Note
Go to the end to download the full example code.
Fused Softmax¶
In this tutorial, you will write a fused softmax operation that is significantly faster than PyTorch’s native op for a particular class of matrices: those whose rows can fit in the GPU’s SRAM.
In doing so, you will learn about:
The benefits of kernel fusion for bandwidth-bound operations.
Reduction operators in Triton.
Motivations¶
Custom GPU kernels for elementwise additions are educationally valuable but won’t get you very far in practice. Let us consider instead the case of a simple (numerically stabilized) softmax operation:
import torch
import triton
import triton.language as tl
from triton.runtime import driver
DEVICE = triton.runtime.driver.active.get_active_torch_device()
def is_hip():
return triton.runtime.driver.active.get_current_target().backend == "hip"
def is_cdna():
return is_hip() and triton.runtime.driver.active.get_current_target().arch in ('gfx940', 'gfx941', 'gfx942',
'gfx90a', 'gfx908')
def naive_softmax(x):
"""Compute row-wise softmax of X using native pytorch
We subtract the maximum element in order to avoid overflows. Softmax is invariant to
this shift.
"""
# read MN elements ; write M elements
x_max = x.max(dim=1)[0]
# read MN + M elements ; write MN elements
z = x - x_max[:, None]
# read MN elements ; write MN elements
numerator = torch.exp(z)
# read MN elements ; write M elements
denominator = numerator.sum(dim=1)
# read MN + M elements ; write MN elements
ret = numerator / denominator[:, None]
# in total: read 5MN + 2M elements ; wrote 3MN + 2M elements
return ret
When implemented naively in PyTorch, computing y = naive_softmax(x)

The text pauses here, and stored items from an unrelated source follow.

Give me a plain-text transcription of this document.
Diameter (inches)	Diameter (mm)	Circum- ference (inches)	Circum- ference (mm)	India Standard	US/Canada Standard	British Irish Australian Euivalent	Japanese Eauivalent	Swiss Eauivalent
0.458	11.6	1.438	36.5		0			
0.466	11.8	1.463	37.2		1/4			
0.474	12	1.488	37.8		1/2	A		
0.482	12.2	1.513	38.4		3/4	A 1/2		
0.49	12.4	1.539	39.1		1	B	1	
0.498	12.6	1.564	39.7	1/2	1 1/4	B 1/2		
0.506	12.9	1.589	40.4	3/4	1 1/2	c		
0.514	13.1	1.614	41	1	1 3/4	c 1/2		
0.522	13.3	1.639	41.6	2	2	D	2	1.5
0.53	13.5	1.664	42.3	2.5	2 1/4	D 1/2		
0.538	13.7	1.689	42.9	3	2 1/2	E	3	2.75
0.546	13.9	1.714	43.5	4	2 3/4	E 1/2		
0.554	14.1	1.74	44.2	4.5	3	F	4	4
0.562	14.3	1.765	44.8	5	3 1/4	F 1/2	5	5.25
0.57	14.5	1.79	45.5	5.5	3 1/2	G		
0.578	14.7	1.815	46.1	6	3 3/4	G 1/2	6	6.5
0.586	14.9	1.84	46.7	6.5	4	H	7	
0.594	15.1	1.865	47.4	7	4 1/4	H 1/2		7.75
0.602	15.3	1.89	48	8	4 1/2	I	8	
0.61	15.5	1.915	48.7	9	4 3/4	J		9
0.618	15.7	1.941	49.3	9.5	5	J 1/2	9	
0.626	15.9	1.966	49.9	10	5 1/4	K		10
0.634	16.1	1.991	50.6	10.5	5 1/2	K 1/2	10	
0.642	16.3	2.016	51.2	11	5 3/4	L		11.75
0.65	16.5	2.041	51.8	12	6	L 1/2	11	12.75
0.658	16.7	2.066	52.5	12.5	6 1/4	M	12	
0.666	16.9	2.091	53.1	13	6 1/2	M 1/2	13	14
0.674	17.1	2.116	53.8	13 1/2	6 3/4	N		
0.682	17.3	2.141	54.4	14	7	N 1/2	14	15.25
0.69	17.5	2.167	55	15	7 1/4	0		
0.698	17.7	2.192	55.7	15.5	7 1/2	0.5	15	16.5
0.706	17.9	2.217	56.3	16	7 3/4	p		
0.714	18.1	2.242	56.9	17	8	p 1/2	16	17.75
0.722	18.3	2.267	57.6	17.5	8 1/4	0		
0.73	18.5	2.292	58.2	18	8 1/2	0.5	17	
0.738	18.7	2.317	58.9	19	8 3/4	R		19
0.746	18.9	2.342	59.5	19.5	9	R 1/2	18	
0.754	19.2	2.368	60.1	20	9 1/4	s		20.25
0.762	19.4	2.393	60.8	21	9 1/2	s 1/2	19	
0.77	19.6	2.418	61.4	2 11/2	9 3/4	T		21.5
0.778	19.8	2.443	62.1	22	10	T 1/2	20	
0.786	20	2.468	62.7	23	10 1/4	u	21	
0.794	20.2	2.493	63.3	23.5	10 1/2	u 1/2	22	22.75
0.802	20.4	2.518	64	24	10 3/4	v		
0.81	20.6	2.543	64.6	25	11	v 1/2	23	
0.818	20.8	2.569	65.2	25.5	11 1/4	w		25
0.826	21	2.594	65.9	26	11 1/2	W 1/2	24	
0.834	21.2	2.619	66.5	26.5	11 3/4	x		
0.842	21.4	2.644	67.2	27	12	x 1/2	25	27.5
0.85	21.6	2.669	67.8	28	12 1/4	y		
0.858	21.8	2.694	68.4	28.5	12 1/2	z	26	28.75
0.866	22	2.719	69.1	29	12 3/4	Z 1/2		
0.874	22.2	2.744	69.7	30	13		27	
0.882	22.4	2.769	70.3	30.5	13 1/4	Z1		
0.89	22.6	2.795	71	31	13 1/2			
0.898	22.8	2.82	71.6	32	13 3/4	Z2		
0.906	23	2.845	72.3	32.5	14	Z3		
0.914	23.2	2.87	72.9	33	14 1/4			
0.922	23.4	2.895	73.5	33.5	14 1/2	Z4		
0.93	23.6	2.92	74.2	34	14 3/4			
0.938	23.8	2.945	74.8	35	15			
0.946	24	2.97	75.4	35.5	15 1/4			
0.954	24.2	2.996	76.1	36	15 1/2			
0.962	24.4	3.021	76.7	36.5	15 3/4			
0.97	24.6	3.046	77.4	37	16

for \(x \in R^{M \times N}\)
requires reading \(5MN + 2M\) elements from DRAM and writing back \(3MN + 2M\) elements.
This is obviously wasteful; we’d prefer to have a custom “fused” kernel that only reads
X once and does all the necessary computations on-chip.
Doing so would require reading and writing back only \(MN\) bytes, so we could
expect a theoretical speed-up of ~4x (i.e., \((8MN + 4M) / 2MN\)).
The torch.jit.script flags aims to perform this kind of “kernel fusion” automatically
but, as we will see later, it is still far from ideal.
Compute Kernel¶
Our softmax kernel works as follows: each program loads a set of rows of the input matrix X strided by number of programs, normalizes it and writes back the result to the output Y.
Note that one important limitation of Triton is that each block must have a power-of-two number of elements, so we need to internally “pad” each row and guard the memory operations properly if we want to handle any possible input shapes:
@triton.jit
def softmax_kernel(output_ptr, input_ptr, input_row_stride, output_row_stride, n_rows, n_cols, BLOCK_SIZE: tl.constexpr,
num_stages: tl.constexpr):
# starting row of the program
row_start = tl.program_id(0)
row_step = tl.num_programs(0)
for row_idx in tl.range(row_start, n_rows, row_step, num_stages=num_stages):
# The stride represents how much we need to increase the pointer to advance 1 row
row_start_ptr = input_ptr + row_idx * input_row_stride
# The block size is the next power of two greater than n_cols, so we can fit each
# row in a single block
col_offsets = tl.arange(0, BLOCK_SIZE)
input_ptrs = row_start_ptr + col_offsets
# Load the row into SRAM, using a mask since BLOCK_SIZE may be > than n_cols
mask = col_offsets < n_cols
row = tl.load(input_ptrs, mask=mask, other=-float('inf'))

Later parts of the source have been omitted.